Paul Eisler

Strategies for a Cyber Crisis Response

Our Council to Secure the Digital Economy (CSDE) has released Cyber Crisis: Foundations of Multi-Stakeholder Coordination, a long-awaited blueprint for industry and government coordination during major cybersecurity incidents.

While the digital economy has generated quality-of-life improvements on every continent, created whole new industries and millions of jobs, and increased efficiency in every sector, the consequences of cyberattacks have increased in frequency and cost.

In recent years, we have seen cyberattacks against power plants, oil and gas companies, financial centers, military organizations, hospitals, governments, and virtually every other institution that supports modern civilization. Researchers continue to discover malware targeted against specific geopolitical targets in many parts of the world.

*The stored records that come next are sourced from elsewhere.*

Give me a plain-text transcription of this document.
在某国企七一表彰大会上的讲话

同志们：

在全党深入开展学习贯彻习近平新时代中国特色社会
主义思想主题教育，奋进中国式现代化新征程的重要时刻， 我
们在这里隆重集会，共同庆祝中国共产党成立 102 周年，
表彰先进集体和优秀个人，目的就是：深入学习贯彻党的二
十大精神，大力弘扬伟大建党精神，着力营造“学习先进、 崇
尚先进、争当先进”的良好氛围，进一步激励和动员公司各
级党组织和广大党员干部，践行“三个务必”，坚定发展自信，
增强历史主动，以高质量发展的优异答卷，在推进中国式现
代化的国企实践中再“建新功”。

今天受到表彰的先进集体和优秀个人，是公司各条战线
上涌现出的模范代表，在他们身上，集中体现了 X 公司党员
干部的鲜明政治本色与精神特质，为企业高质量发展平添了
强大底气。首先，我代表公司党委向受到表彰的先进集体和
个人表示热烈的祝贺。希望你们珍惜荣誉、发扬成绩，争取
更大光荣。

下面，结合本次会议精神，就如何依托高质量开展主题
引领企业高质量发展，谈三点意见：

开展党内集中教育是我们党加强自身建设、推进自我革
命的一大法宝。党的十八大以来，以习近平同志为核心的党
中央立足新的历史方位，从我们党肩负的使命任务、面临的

The asymmetry between the relatively low cost of launching highly disruptive cyberattacks and the high cost to defend against such attacks, among other factors, has created harmful incentives for sophisticated actors–including nation states that wish to project power and influence in global affairs. In a shared internet and communications ecosystem, attacks targeted at specific nations can (and often do) have severe spillover effects that are damaging for broad sets of stakeholders—not just the intended targets.

Whether dealing with hacking groups sponsored by nation states with geopolitical ambitions or sophisticated cybercriminal organizations with profit-driven goals, like-minded governments and industry alliances have enormous incentives to curtail the most damaging actions in cyberspace and unite against common threats to the shared digital ecosystem.

That is where our new CSDE report comes in.

Based on an extensive survey of CSDE members, we developed an understating of the likely roles of different ICT segments in each of the scenarios analyzed. This understanding, although subject to situational realities “on the ground” during an incident, will serve as effective guidance for private and public stakeholders in most situations.

By strengthening the relationships among governments and ICT companies, as well as developing guidance to mitigate specific kinds of cyber threats and vulnerabilities, the CSDE will continue to serve as a critical forum for cyber policy leaders representing global companies on the front lines during cyberattacks and committed to securing the digital economy.